君をひたすら傷つけて
アルベールもコレクションの時や雑誌の撮影などがある時は普通に一か月とかはフランスに戻って来ない時もある。私も仕事があるから、擦れ違いだった時もある。でも、その分会った時に大事にしてくれ、愛してくれた。

 今回の帰国はアルベールとのことがあって以来なので少し恥ずかしさもある。

「雅。こういう撮影で一度、受けるという返事をしたら、絶対に何があってもニューヨークに行かないといけなくなる。

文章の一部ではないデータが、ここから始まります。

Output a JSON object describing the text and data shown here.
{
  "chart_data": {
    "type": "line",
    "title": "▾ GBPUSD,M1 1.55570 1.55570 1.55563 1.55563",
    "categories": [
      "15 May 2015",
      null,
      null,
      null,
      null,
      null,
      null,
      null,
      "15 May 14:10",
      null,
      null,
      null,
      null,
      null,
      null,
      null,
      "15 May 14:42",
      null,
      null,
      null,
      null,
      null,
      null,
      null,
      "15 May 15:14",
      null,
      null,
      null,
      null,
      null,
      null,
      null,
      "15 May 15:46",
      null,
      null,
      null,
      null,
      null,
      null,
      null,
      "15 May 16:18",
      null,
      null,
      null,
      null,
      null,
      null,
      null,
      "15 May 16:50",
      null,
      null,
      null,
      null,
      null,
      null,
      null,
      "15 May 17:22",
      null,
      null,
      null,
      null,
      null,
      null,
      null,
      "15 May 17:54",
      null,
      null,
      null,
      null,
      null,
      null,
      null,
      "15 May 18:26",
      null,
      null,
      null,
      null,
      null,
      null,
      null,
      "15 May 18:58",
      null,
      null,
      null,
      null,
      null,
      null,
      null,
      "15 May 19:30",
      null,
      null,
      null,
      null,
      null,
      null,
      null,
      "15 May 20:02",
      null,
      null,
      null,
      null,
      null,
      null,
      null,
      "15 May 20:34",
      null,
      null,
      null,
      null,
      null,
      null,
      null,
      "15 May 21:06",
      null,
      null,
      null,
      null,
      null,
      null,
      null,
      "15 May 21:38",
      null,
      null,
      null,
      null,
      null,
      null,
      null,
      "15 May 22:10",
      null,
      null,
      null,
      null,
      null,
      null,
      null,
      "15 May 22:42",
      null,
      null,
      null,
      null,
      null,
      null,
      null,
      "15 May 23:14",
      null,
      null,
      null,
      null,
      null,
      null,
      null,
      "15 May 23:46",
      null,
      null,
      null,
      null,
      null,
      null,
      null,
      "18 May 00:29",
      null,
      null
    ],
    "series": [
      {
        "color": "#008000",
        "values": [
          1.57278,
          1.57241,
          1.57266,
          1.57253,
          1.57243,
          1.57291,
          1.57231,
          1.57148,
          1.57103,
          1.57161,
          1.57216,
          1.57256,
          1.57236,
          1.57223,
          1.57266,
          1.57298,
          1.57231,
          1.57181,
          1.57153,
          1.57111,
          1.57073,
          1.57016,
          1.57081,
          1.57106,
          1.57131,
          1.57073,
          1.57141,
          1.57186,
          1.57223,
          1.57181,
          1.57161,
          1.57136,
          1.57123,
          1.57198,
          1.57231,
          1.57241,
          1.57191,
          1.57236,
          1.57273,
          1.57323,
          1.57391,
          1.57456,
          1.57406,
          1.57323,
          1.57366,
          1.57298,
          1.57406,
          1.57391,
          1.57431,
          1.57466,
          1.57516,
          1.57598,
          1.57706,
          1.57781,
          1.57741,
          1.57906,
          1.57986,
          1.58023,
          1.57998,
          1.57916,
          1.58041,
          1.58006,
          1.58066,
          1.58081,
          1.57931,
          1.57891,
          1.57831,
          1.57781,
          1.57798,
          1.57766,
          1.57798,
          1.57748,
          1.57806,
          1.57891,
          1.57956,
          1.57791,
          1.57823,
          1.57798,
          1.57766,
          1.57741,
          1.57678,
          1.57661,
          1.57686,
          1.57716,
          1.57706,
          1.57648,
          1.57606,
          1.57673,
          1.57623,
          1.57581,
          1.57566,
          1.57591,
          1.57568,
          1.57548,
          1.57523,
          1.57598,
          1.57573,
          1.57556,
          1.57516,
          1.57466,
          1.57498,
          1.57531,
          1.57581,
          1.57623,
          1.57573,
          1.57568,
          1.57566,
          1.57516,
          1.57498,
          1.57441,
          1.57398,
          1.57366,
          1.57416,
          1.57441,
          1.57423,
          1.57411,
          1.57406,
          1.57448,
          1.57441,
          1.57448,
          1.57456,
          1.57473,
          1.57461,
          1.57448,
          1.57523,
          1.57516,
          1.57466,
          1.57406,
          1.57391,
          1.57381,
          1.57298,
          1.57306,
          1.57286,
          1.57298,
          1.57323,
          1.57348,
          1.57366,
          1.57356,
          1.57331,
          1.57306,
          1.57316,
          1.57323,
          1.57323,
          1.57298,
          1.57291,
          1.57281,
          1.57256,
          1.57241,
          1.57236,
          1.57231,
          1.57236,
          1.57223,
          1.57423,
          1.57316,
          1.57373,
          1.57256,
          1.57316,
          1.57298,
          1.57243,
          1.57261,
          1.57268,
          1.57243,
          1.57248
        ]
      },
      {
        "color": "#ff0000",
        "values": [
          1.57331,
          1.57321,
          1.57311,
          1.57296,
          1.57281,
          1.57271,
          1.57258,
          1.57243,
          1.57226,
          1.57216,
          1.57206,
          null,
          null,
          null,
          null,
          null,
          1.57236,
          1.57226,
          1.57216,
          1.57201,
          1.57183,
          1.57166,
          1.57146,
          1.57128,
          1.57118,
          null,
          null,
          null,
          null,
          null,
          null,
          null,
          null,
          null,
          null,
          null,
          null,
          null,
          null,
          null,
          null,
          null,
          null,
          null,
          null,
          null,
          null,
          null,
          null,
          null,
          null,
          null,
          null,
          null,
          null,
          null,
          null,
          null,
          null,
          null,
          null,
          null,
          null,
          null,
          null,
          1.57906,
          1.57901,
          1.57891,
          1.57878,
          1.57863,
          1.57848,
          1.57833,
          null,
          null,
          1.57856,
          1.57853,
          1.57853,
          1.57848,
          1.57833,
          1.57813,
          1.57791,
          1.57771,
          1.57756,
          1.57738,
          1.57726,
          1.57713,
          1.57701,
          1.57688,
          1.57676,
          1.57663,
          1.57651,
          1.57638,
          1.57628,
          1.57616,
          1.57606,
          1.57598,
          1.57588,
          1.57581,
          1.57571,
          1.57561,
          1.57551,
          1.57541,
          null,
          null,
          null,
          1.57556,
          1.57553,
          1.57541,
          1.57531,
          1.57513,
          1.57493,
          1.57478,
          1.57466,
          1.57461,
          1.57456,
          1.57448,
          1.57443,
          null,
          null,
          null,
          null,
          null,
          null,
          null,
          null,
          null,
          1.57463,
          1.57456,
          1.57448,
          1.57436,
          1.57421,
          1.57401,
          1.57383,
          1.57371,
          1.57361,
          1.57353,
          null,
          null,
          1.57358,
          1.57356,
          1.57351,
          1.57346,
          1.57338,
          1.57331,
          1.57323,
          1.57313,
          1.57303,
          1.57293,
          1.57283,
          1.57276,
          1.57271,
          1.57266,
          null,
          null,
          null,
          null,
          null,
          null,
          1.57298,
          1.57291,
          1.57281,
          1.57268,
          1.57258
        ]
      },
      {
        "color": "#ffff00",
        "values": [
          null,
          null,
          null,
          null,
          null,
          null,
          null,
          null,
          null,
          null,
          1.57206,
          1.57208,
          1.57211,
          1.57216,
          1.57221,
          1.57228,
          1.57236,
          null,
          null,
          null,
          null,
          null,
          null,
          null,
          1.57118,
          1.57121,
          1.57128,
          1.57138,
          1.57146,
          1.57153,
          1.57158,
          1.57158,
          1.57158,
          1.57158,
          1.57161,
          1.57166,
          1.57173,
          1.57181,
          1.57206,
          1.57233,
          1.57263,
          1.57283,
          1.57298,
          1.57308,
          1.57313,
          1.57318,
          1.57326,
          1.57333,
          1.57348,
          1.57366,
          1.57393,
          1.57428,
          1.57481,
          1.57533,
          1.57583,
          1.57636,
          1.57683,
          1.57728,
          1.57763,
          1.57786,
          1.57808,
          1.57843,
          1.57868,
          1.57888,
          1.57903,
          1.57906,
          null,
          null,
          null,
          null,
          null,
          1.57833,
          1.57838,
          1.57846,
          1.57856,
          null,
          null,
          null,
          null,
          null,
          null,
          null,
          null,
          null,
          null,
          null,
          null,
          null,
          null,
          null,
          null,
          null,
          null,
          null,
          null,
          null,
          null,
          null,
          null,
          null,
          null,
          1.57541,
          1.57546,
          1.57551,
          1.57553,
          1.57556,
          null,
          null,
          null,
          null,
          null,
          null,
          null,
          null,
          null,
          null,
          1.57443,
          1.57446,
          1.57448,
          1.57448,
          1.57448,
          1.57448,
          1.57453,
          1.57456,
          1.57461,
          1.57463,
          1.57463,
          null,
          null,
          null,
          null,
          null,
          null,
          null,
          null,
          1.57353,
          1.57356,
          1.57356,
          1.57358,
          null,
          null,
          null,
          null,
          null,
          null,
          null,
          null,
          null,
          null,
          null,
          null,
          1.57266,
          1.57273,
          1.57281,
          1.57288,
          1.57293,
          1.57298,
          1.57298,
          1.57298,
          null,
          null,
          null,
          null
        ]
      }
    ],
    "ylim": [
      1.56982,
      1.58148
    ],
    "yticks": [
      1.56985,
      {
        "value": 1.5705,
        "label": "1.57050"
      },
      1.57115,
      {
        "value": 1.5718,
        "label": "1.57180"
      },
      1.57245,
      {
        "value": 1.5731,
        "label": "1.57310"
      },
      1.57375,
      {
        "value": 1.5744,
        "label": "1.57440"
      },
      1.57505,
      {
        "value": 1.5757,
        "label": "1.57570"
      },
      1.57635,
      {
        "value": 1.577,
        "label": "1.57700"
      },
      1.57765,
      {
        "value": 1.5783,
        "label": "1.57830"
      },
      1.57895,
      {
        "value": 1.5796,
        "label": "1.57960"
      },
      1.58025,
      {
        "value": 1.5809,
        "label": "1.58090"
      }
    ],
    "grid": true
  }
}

それでもいいの?まだ、今ならエマに言えば大丈夫よ」

「これからスタイリストとして働くなら、ニューヨークにも行ってみるのも勉強になると思うの。リズが生まれた場所に行ってみたい」

「雅が決めたなら……。一緒に行ってくれて嬉しい。でも、雅のことをエマの事務所の立ち上げの時といい、今回といい、振り回してばかりで」

「大丈夫。私が決めたことだから」

「ごめん。雅。本当にごめん」

 そういうとリズは私を抱きしめてくれた。リズの腕の中、私はこの選択が間違ってないと自分に言い聞かせた。リズは私を抱きしめながら身体を少し震わせていた。

 エマはお兄ちゃんの会社にスタイリストとしてリズと私が参加することになったことを連絡した。その返事を聞いて、お兄ちゃんは驚いていたとエマから私は聞いた。

 でも私からお兄ちゃんには連絡をすることはなかった。